J Street hits back at US envoy Friedman after AIPAC jab

Responding to US envoy, liberal Jewish group says suggesting Trump, Netanyahu governments are not committed to peace is ‘not blasphemous’

J Street Executive Director Jeremy Ben-Ami addresses the group’s conference in Washington, March 21, 2015. (Courtesy JTA/J Street)
J Street Executive Director Jeremy Ben-Ami addresses the group’s conference in Washington, March 21, 2015. (Courtesy JTA/J Street)

Dovish lobbying group J Street on Tuesday hit back at the US Ambassador to Israel David Friedman, after he intimated that the group’s approach to Israel and Middle East peace was “dangerous” and “disingenuous.”

“It’s not blasphemous to suggest that the settlement movement and its allies in the Netanyahu and Trump governments are not committed to peace,” J Street founder and director Jeremy Ben-Ami said in a statement.

He said that Netanyahu, Trump, and their political allies “have spent years helping to expand and entrench the occupation — undermining the two-state solution and endangering Israel’s future.”

In remarks to the annual American Israel Public Affairs Committee conference in Washington earlier on Tuesday, Friedman, in an apparent jab at J Street and other left-wing groups, said it was “dangerous” to say that Israel is not committed to Middle East peace.

“Saying that you are pro-Israel and pro-peace is disingenuous,” he told the 18,000-strong audience.

“Using that phrase suggests Israel is not pro-peace. Saying pro-Israel and pro-peace is a redundancy,” Friedman elaborated. “If you support Israel, you support peace, and it’s dangerous to suggest otherwise.”

J Street’s motto is “pro-Israel, pro-peace.”

US Ambassador to Israel David Friedman addresses the American Israel Public Affairs Committee (AIPAC) policy conference in Washington, DC, on March 6, 2018. (AFP PHOTO / Nicholas Kamm)

Before becoming ambassador, Friedman came under fire for calling J Street members “far worse than Kapos,” a reference to Jews who were forced to collaborate with Nazis in the Holocaust. In a 2016 op-ed published on the far-right Israel National News website, Friedman called the group “smug advocates of Israel’s destruction delivered from the comfort of their secure American sofas — it’s hard to imagine anyone worse.”

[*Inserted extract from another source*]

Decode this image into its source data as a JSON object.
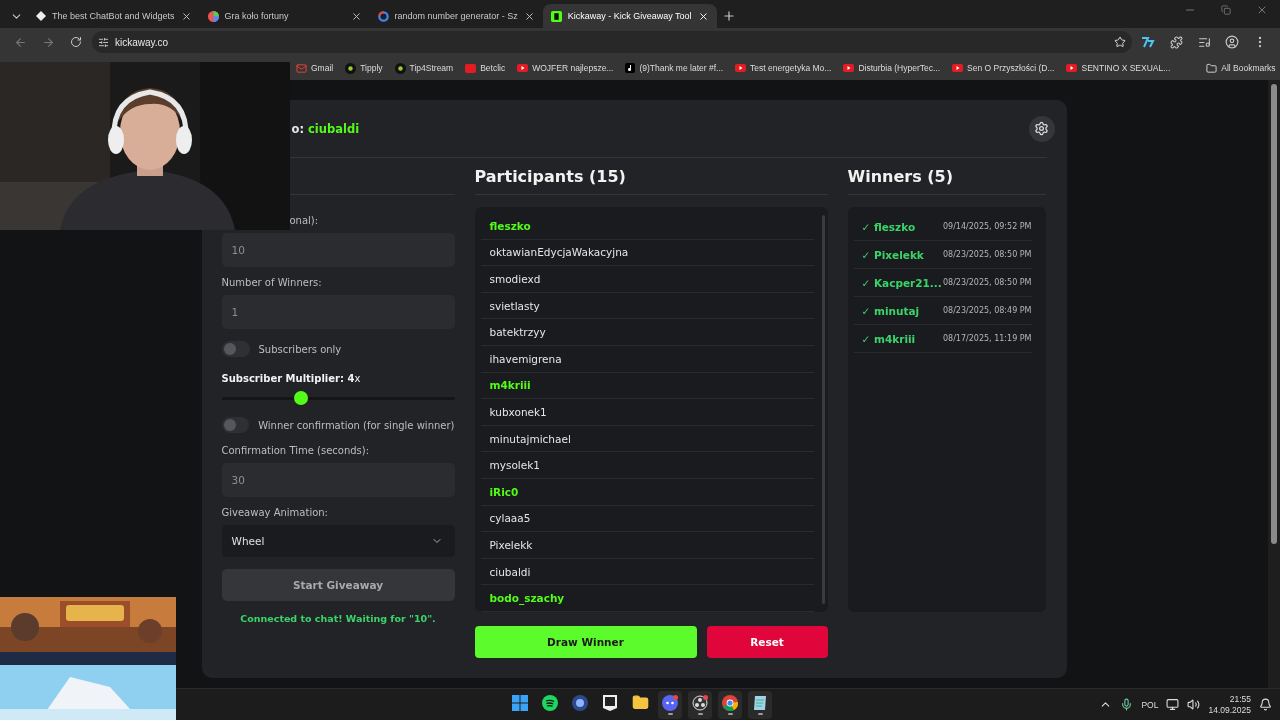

Friedman initially refused to walk back his remarks, but eventually apologized during his confirmation hearing last February.

J Street at the time slammed Friedman’s comments, saying they rendered him “beyond the pale” for the role of a US ambassador.

The dovish group was strongly opposed to Friedman’s nomination and voiced its disappointment after he was confirmed.

After his jab on Tuesday, J Street said the traditional, pro-Israel camp was becoming worried by the growing number of Israelis and Americans who are pushing back against Trump and Netanyahu’s “dangerous agenda.”

“If Ambassador Friedman wants to defend settlements, demonize Palestinians, oppose the two state-solution, and still claim to support peace, that’s his right,” Ben-Ami said. “Meanwhile, the pro-Israel, pro-peace movement will oppose his policies and continue to work to actually promote peace and secure Israel’s future.”

“Clearly, they are now deeply worried about the growing movement of pro-Israel, pro-peace Americans pushing back on their dangerous agenda,” he said.

In a follow up tweet, Ben-Ami accused Friedman of slandering his political opponents.